Com João de Deus preso, acusado de múltiplos crimes sexuais, sua defesa foi ao Supremo Tribunal Federal tentar um habeas corpus. Era dezembro de 2018. O pedido parou primeiro no gabinete do ministro Gilmar Mendes. Ele se disse suspeito para julgar. Sorteado em seguida, Luiz Fux também declinou.

Ricardo Lewandowski, a terceira tentativa, topou analisar a petição e não liberou o médium da prisão. Mas dois outros colegas da mais alta corte do país, Luís Roberto Barroso e Dias Toffoli, também já haviam passado por alguma terapia espiritual com João. Idem para os ex-ministros Carlos Ayres Britto e Joaquim Barbosa.

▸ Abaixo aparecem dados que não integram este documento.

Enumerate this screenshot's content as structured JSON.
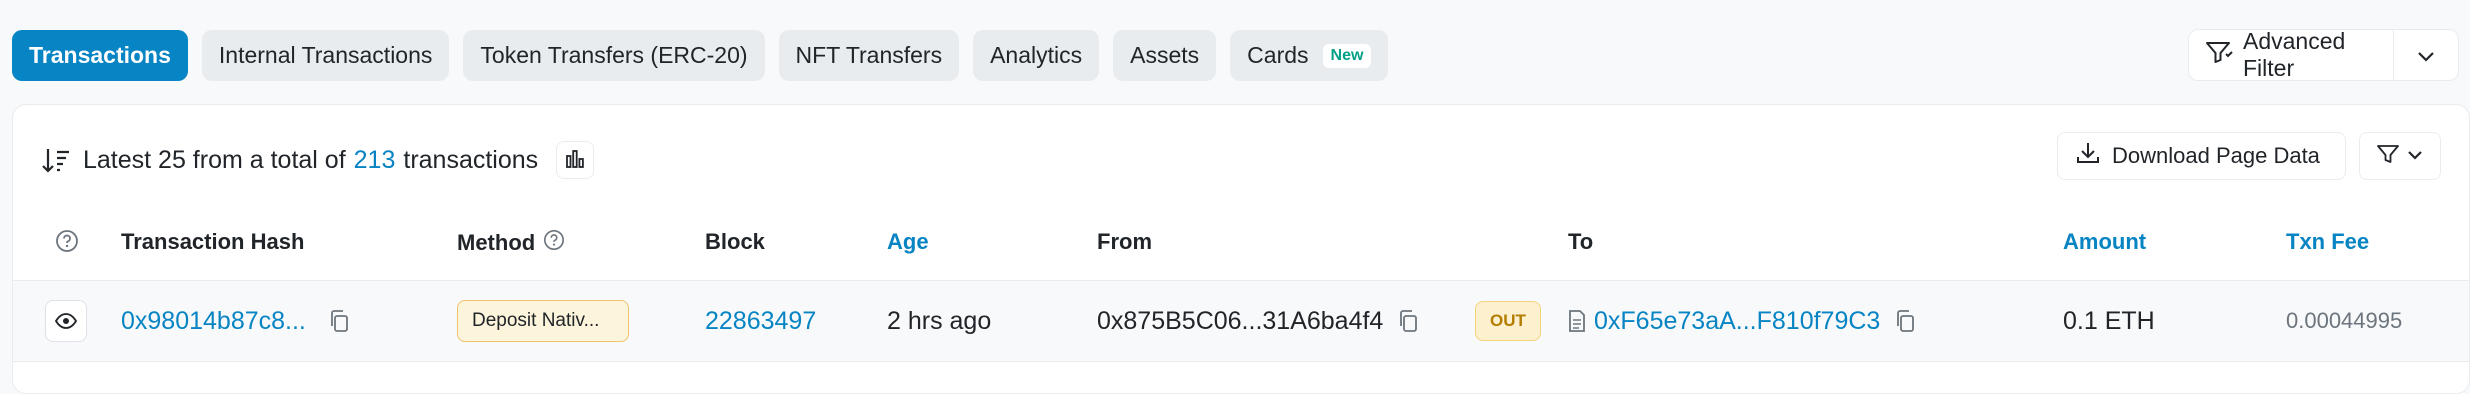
{
  "tabs": [
    {
      "label": "Transactions",
      "active": true
    },
    {
      "label": "Internal Transactions"
    },
    {
      "label": "Token Transfers (ERC-20)"
    },
    {
      "label": "NFT Transfers"
    },
    {
      "label": "Analytics"
    },
    {
      "label": "Assets"
    },
    {
      "label": "Cards",
      "badge": "New"
    }
  ],
  "advanced_filter": {
    "label": "Advanced Filter"
  },
  "summary": {
    "prefix": "Latest 25 from a total of",
    "count": "213",
    "suffix": "transactions"
  },
  "download": {
    "label": "Download Page Data"
  },
  "table": {
    "headers": {
      "hash": "Transaction Hash",
      "method": "Method",
      "block": "Block",
      "age": "Age",
      "from": "From",
      "to": "To",
      "amount": "Amount",
      "fee": "Txn Fee"
    },
    "rows": [
      {
        "hash": "0x98014b87c8...",
        "method": "Deposit Nativ...",
        "block": "22863497",
        "age": "2 hrs ago",
        "from": "0x875B5C06...31A6ba4f4",
        "direction": "OUT",
        "to": "0xF65e73aA...F810f79C3",
        "amount": "0.1 ETH",
        "fee": "0.00044995"
      }
    ]
  },
  "colors": {
    "accent": "#0784c3",
    "tab_bg": "#e9ecef",
    "badge_green": "#00a186",
    "out_badge": "#b47d00"
  },
  "icons": [
    "sort-icon",
    "bar-chart-icon",
    "download-icon",
    "filter-icon",
    "chevron-down-icon",
    "question-icon",
    "eye-icon",
    "copy-icon",
    "contract-icon"
  ]
}
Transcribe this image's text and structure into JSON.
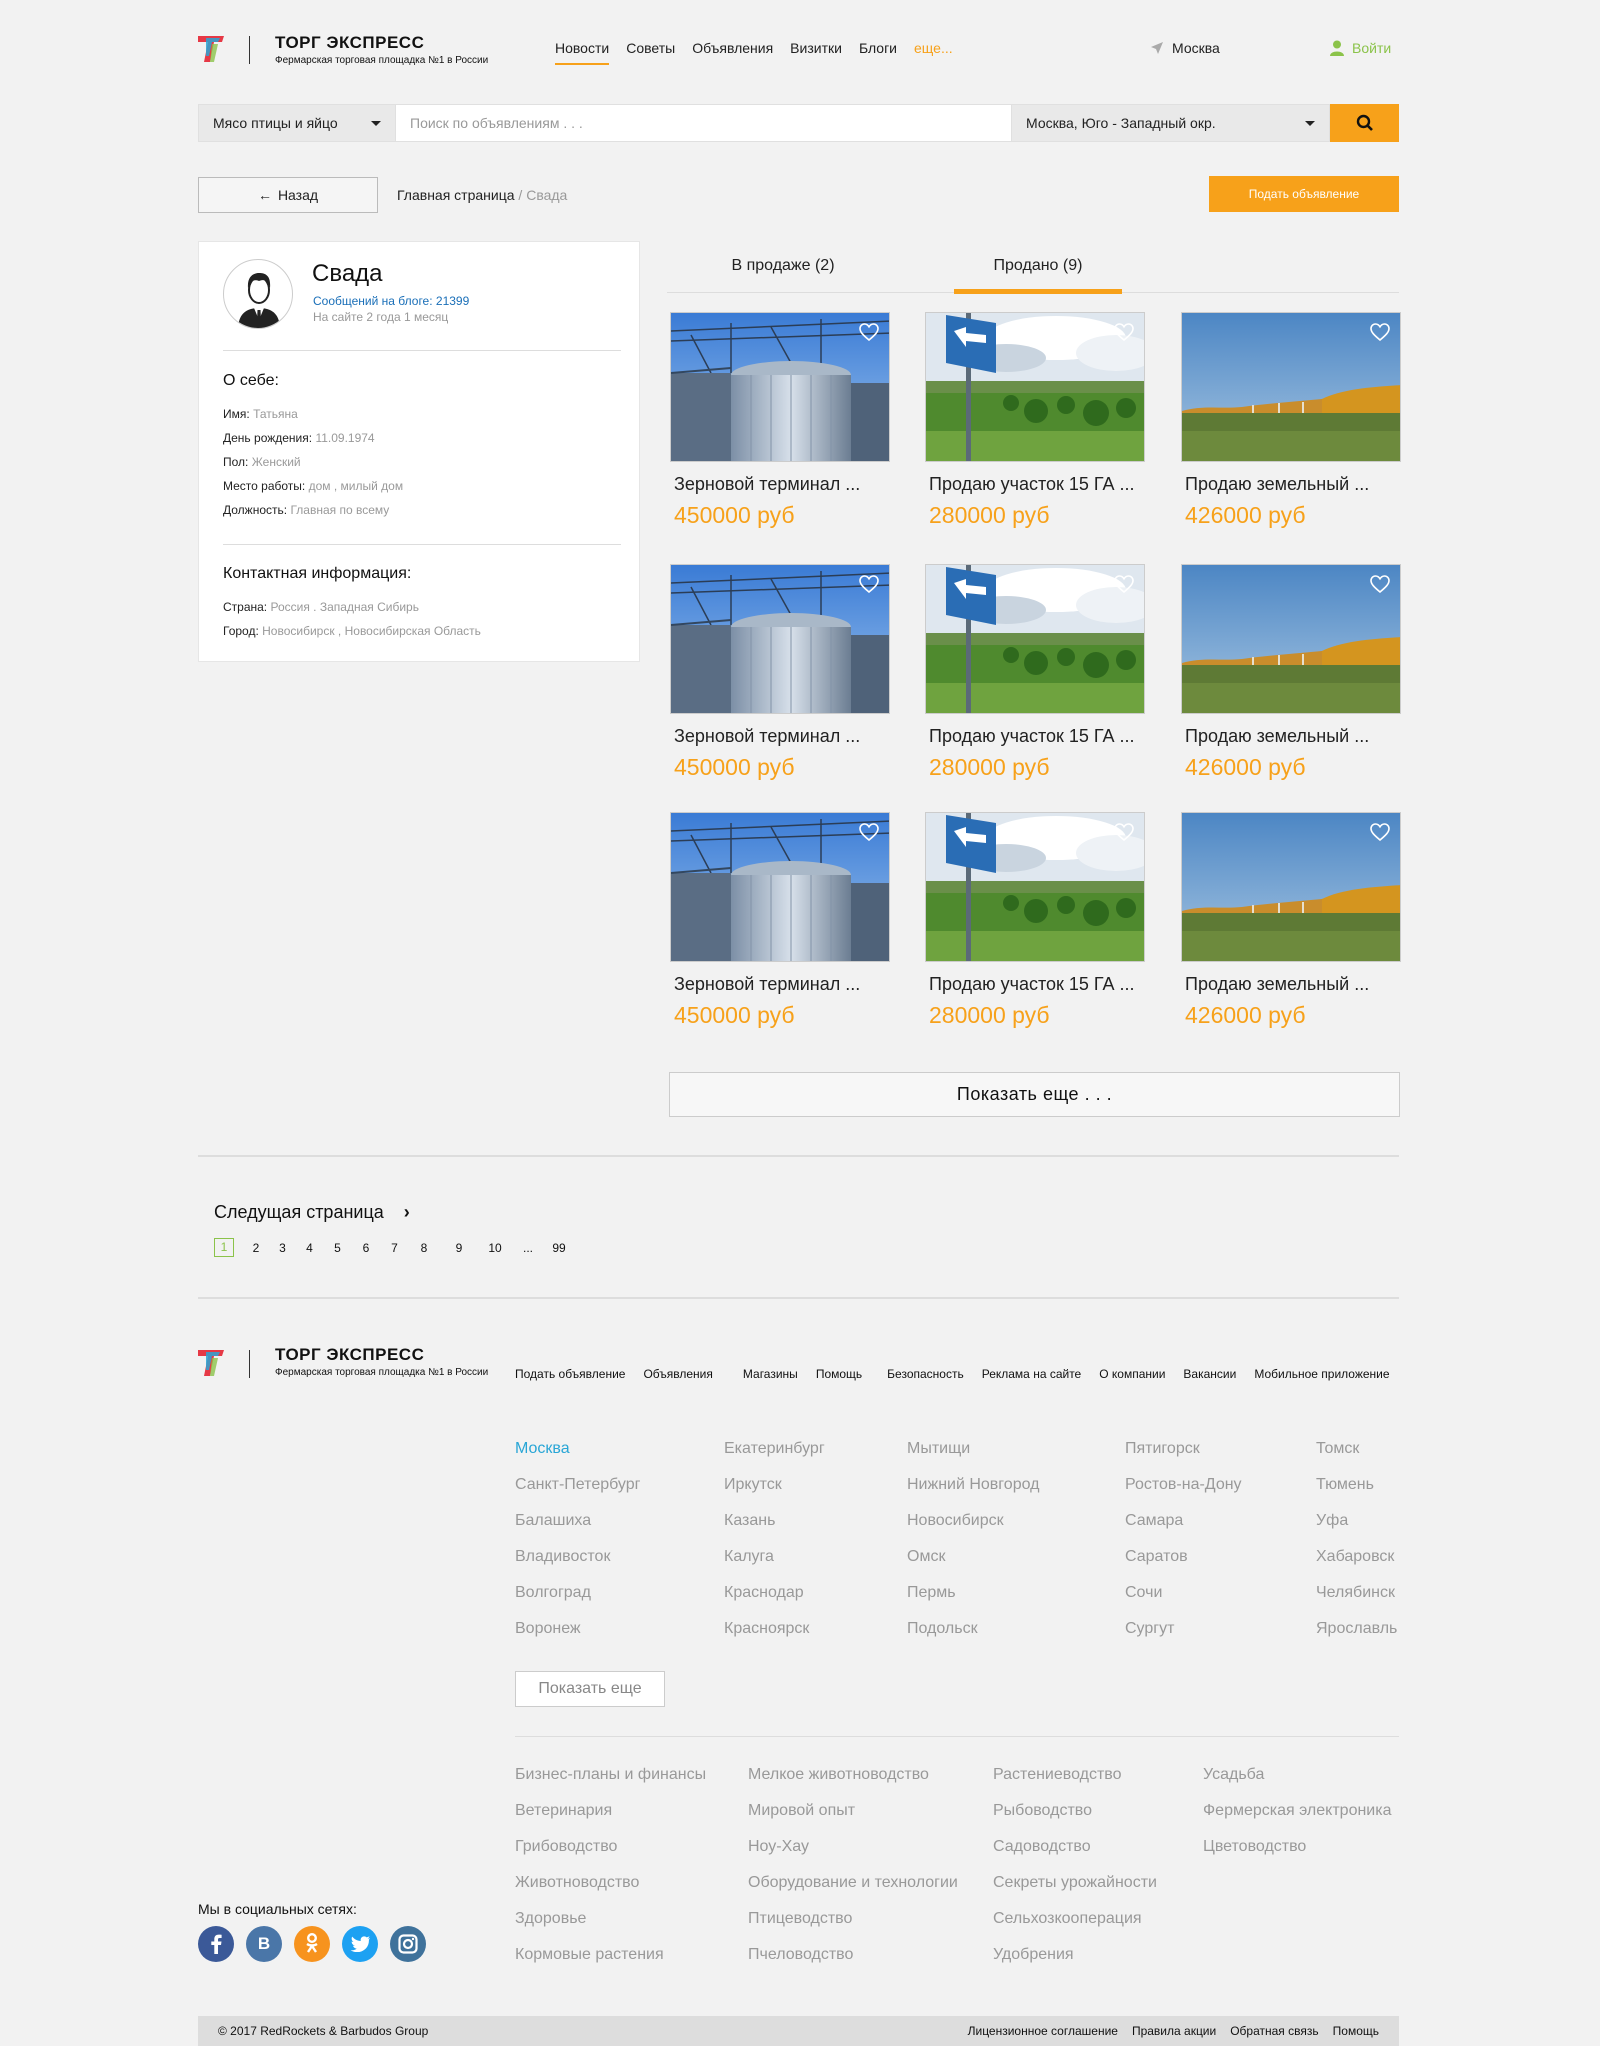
{
  "header": {
    "brand": "ТОРГ ЭКСПРЕСС",
    "tagline": "Фермарская торговая площадка №1 в России",
    "nav": [
      "Новости",
      "Советы",
      "Объявления",
      "Визитки",
      "Блоги"
    ],
    "nav_more": "еще...",
    "city": "Москва",
    "login": "Войти"
  },
  "search": {
    "category": "Мясо птицы и яйцо",
    "placeholder": "Поиск по объявлениям . . .",
    "region": "Москва, Юго - Западный окр."
  },
  "toolbar": {
    "back": "Назад",
    "crumb_home": "Главная страница",
    "crumb_sep": "/",
    "crumb_current": "Свада",
    "post_ad": "Подать объявление"
  },
  "profile": {
    "name": "Свада",
    "posts": "Сообщений на блоге: 21399",
    "since": "На сайте 2 года 1 месяц",
    "about_title": "О себе:",
    "about": [
      {
        "label": "Имя:",
        "value": "Татьяна"
      },
      {
        "label": "День рождения:",
        "value": "11.09.1974"
      },
      {
        "label": "Пол:",
        "value": "Женский"
      },
      {
        "label": "Место работы:",
        "value": "дом , милый дом"
      },
      {
        "label": "Должность:",
        "value": "Главная по всему"
      }
    ],
    "contact_title": "Контактная информация:",
    "contact": [
      {
        "label": "Страна:",
        "value": "Россия . Западная Сибирь"
      },
      {
        "label": "Город:",
        "value": "Новосибирск , Новосибирская Область"
      }
    ]
  },
  "tabs": {
    "for_sale": "В продаже (2)",
    "sold": "Продано (9)",
    "active": "sold"
  },
  "listings": [
    {
      "title": "Зерновой терминал ...",
      "price": "450000 руб",
      "image": "grain-silo"
    },
    {
      "title": "Продаю участок 15 ГА ...",
      "price": "280000 руб",
      "image": "land-sign"
    },
    {
      "title": "Продаю земельный ...",
      "price": "426000 руб",
      "image": "autumn-field"
    },
    {
      "title": "Зерновой терминал ...",
      "price": "450000 руб",
      "image": "grain-silo"
    },
    {
      "title": "Продаю участок 15 ГА ...",
      "price": "280000 руб",
      "image": "land-sign"
    },
    {
      "title": "Продаю земельный ...",
      "price": "426000 руб",
      "image": "autumn-field"
    },
    {
      "title": "Зерновой терминал ...",
      "price": "450000 руб",
      "image": "grain-silo"
    },
    {
      "title": "Продаю участок 15 ГА ...",
      "price": "280000 руб",
      "image": "land-sign"
    },
    {
      "title": "Продаю земельный ...",
      "price": "426000 руб",
      "image": "autumn-field"
    }
  ],
  "show_more": "Показать еще . . .",
  "pagination": {
    "next": "Следущая страница",
    "pages": [
      "1",
      "2",
      "3",
      "4",
      "5",
      "6",
      "7",
      "8",
      "9",
      "10",
      "...",
      "99"
    ],
    "current": "1"
  },
  "footer": {
    "brand": "ТОРГ ЭКСПРЕСС",
    "tagline": "Фермарская торговая площадка №1 в России",
    "links": [
      "Подать объявление",
      "Объявления",
      "Магазины",
      "Помощь",
      "Безопасность",
      "Реклама на сайте",
      "О компании",
      "Вакансии",
      "Мобильное приложение"
    ],
    "cities": [
      [
        "Москва",
        "Санкт-Петербург",
        "Балашиха",
        "Владивосток",
        "Волгоград",
        "Воронеж"
      ],
      [
        "Екатеринбург",
        "Иркутск",
        "Казань",
        "Калуга",
        "Краснодар",
        "Красноярск"
      ],
      [
        "Мытищи",
        "Нижний Новгород",
        "Новосибирск",
        "Омск",
        "Пермь",
        "Подольск"
      ],
      [
        "Пятигорск",
        "Ростов-на-Дону",
        "Самара",
        "Саратов",
        "Сочи",
        "Сургут"
      ],
      [
        "Томск",
        "Тюмень",
        "Уфа",
        "Хабаровск",
        "Челябинск",
        "Ярославль"
      ]
    ],
    "show_more": "Показать еще",
    "categories": [
      [
        "Бизнес-планы и финансы",
        "Ветеринария",
        "Грибоводство",
        "Животноводство",
        "Здоровье",
        "Кормовые растения"
      ],
      [
        "Мелкое животноводство",
        "Мировой опыт",
        "Ноу-Хау",
        "Оборудование и технологии",
        "Птицеводство",
        "Пчеловодство"
      ],
      [
        "Растениеводство",
        "Рыбоводство",
        "Садоводство",
        "Секреты урожайности",
        "Сельхозкооперация",
        "Удобрения"
      ],
      [
        "Усадьба",
        "Фермерская электроника",
        "Цветоводство"
      ]
    ],
    "social_title": "Мы в социальных сетях:",
    "socials": [
      {
        "name": "facebook",
        "glyph": "f",
        "color": "#3b5998"
      },
      {
        "name": "vk",
        "glyph": "B",
        "color": "#4a76a8"
      },
      {
        "name": "odnoklassniki",
        "glyph": "ok",
        "color": "#f7931e"
      },
      {
        "name": "twitter",
        "glyph": "t",
        "color": "#1da1f2"
      },
      {
        "name": "instagram",
        "glyph": "ig",
        "color": "#3f729b"
      }
    ],
    "copyright": "© 2017 RedRockets & Barbudos Group",
    "bottom_links": [
      "Лицензионное соглашение",
      "Правила акции",
      "Обратная связь",
      "Помощь"
    ]
  },
  "colors": {
    "accent": "#f7a11a",
    "green": "#8bc34a",
    "link_blue": "#1a6fb8",
    "city_blue": "#29a6d6"
  }
}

Homem e mulher vestidos de branco olham para a câmera
João de Deus ao lado da apresentadora Xuxa - Reprodução/Globoplay

Em depoimento a um advogado-biógrafo, anos antes de virar presidiário, João de Deus lembrou de já presentes borrões policiais em sua trajetória. "É verdade que fui vítima de injustiças: acusações improcedentes e prisões ilegais. Também é verdade que muitos policiais, promotores de Justiça, juízes de Direito, políticos e até mesmo ministros me protegeram."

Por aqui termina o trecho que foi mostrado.